As seasonally adjusted employment rates continue to rise, March's negative LEI movement may signal an upcoming decrease in this rate. What is particularly remarkable about this month's LEI is that all five primary indicators contributed negatively to the March index. This is the first instance of this since August 2011. However worrying as this may seem at first glance, it is notable that the next 6 month period after the last occurrence of this phenomenon was noted for a fairly consistent period of growth with only one following month showing negative LEI movement. This raises doubts over any meaningful foreseeable significance of all 5 indicators having negative contribution to the LEI for a single month and could very well be more coincidental rather than indicative of future negative economic activity. Growth seems to be more likely if, all things held constant, lower motor fuel prices continue at rates less than the year-over-year periods prior, thus allowing more discretionary spending locally.

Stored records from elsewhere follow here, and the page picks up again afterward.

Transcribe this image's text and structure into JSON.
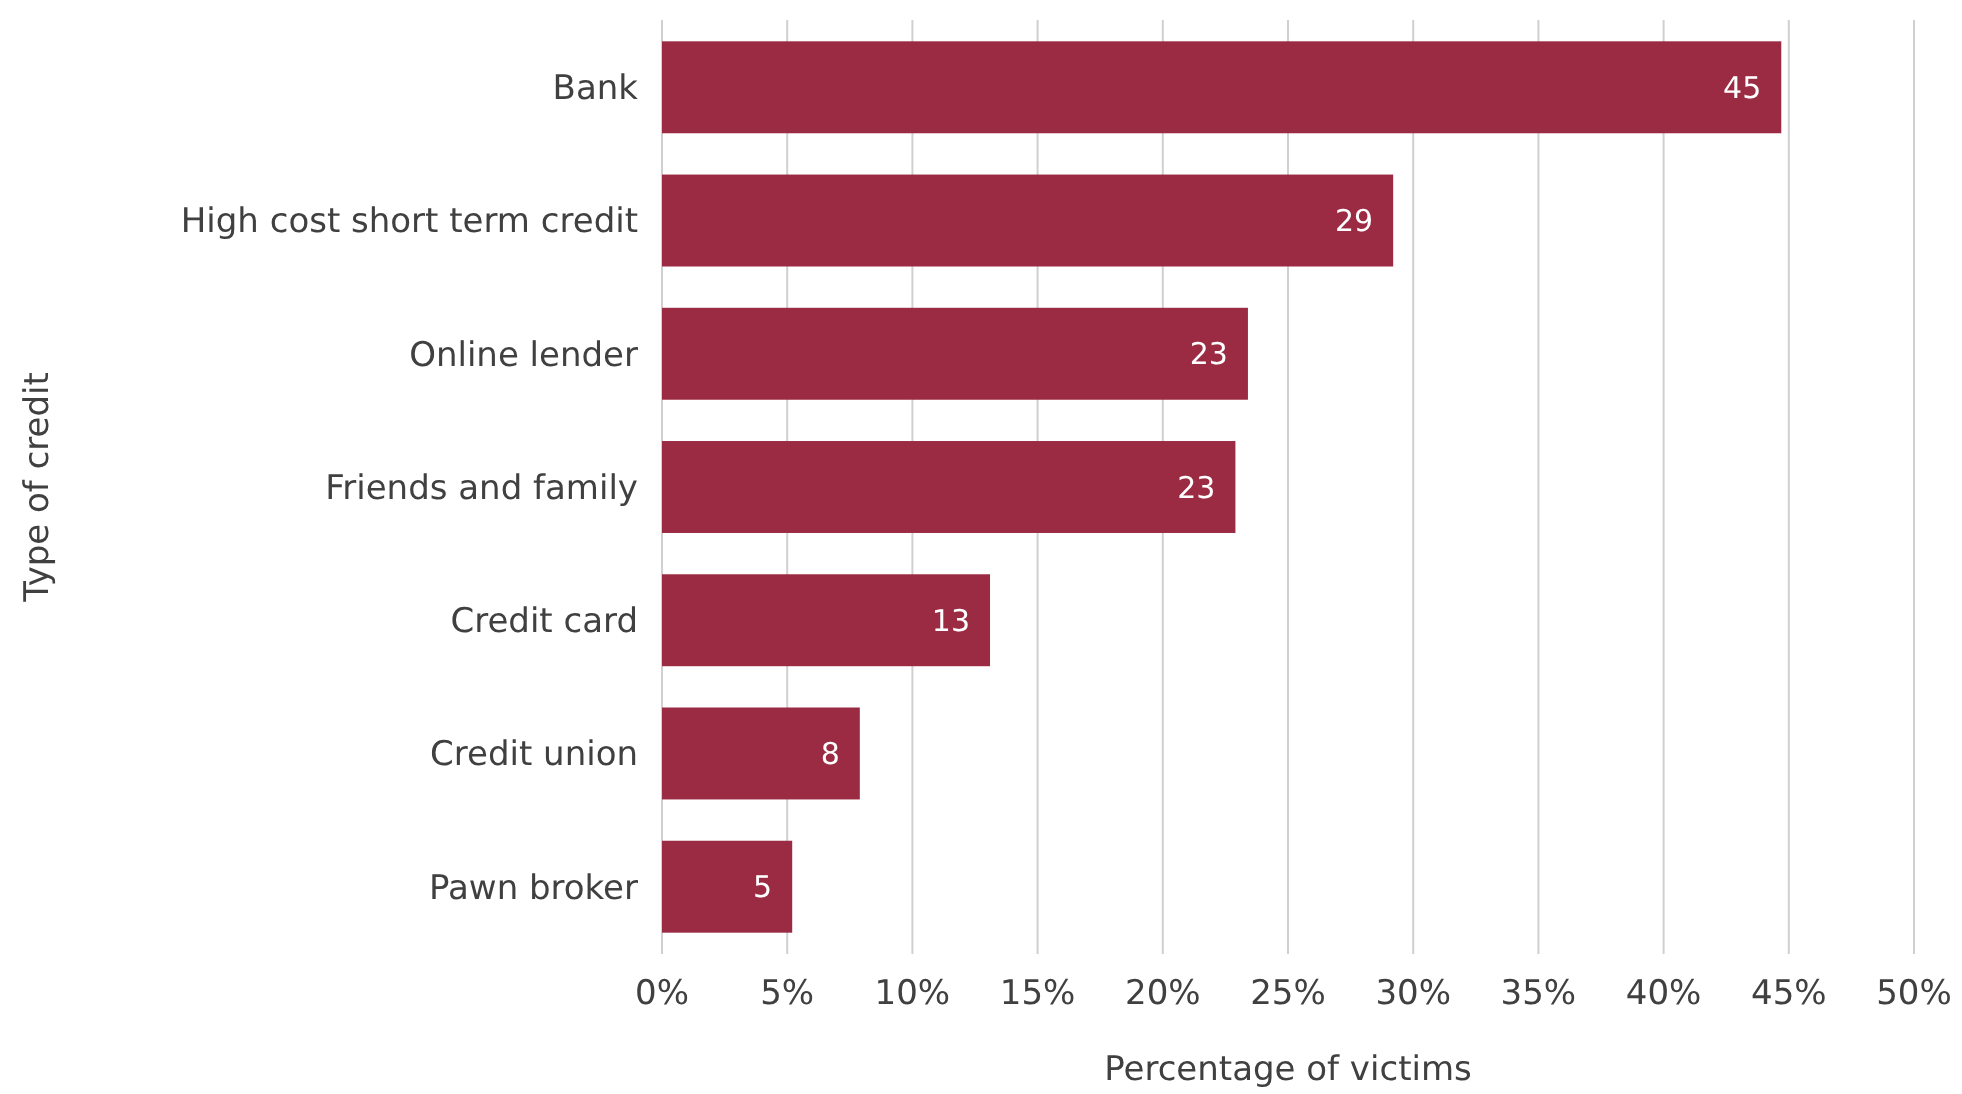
{
  "chart_data": {
    "type": "bar",
    "orientation": "horizontal",
    "xlabel": "Percentage of victims",
    "ylabel": "Type of credit",
    "categories": [
      "Bank",
      "High cost short term credit",
      "Online lender",
      "Friends and family",
      "Credit card",
      "Credit union",
      "Pawn broker"
    ],
    "values": [
      44.7,
      29.2,
      23.4,
      22.9,
      13.1,
      7.9,
      5.2
    ],
    "value_labels": [
      "45",
      "29",
      "23",
      "23",
      "13",
      "8",
      "5"
    ],
    "color": "#9b2a43",
    "xlim": [
      0,
      50
    ],
    "xticks": [
      {
        "value": 0,
        "label": "0%"
      },
      {
        "value": 5,
        "label": "5%"
      },
      {
        "value": 10,
        "label": "10%"
      },
      {
        "value": 15,
        "label": "15%"
      },
      {
        "value": 20,
        "label": "20%"
      },
      {
        "value": 25,
        "label": "25%"
      },
      {
        "value": 30,
        "label": "30%"
      },
      {
        "value": 35,
        "label": "35%"
      },
      {
        "value": 40,
        "label": "40%"
      },
      {
        "value": 45,
        "label": "45%"
      },
      {
        "value": 50,
        "label": "50%"
      }
    ],
    "grid": "x"
  }
}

Non-seasonally adjusted unemployment rates in the Augusta area decreased in March 4.6% compared to February and 11.7% compared to the March of 2014. Although this statistic reflects the most current, non-seasonally adjusted data, it can be possibly interpreted as an extrapolation of the continued decreasing unemployment rates that were prevalent over the later portion of 2014, as observed with the most current data below. As unemployment claim increases can signify an upcoming increase in the local unemployment rate, it may be reasonable to assume that a minor increase in unemployment may be likely in the upcoming months. This must be weighed against the relatively small increase in unemployment insurance claims from the month prior, however, and may not signify any meaningful change in the overall unemployment rate of the Augusta area.
April MLS data continued to reflect a Neutral Market and witnessed a -4.8% change in homes sold from the month prior. This was observed in conjunction with a further appreciating price per square foot sold growth rate of 4.7% and a minor increase in the months of inventory based on closed sales rate of 5.5% compared to March. Although this reverses some of the momentum of the increased demand observed in March, the overall housing market demand appears to have increased compared to a year prior and may continue to remain in a more neutral market position compared to previous years. In view of the larger local economy as a whole, this may provide a further indicator of continued economic growth in the area, as overall market demand for goods, services, and real estate expands.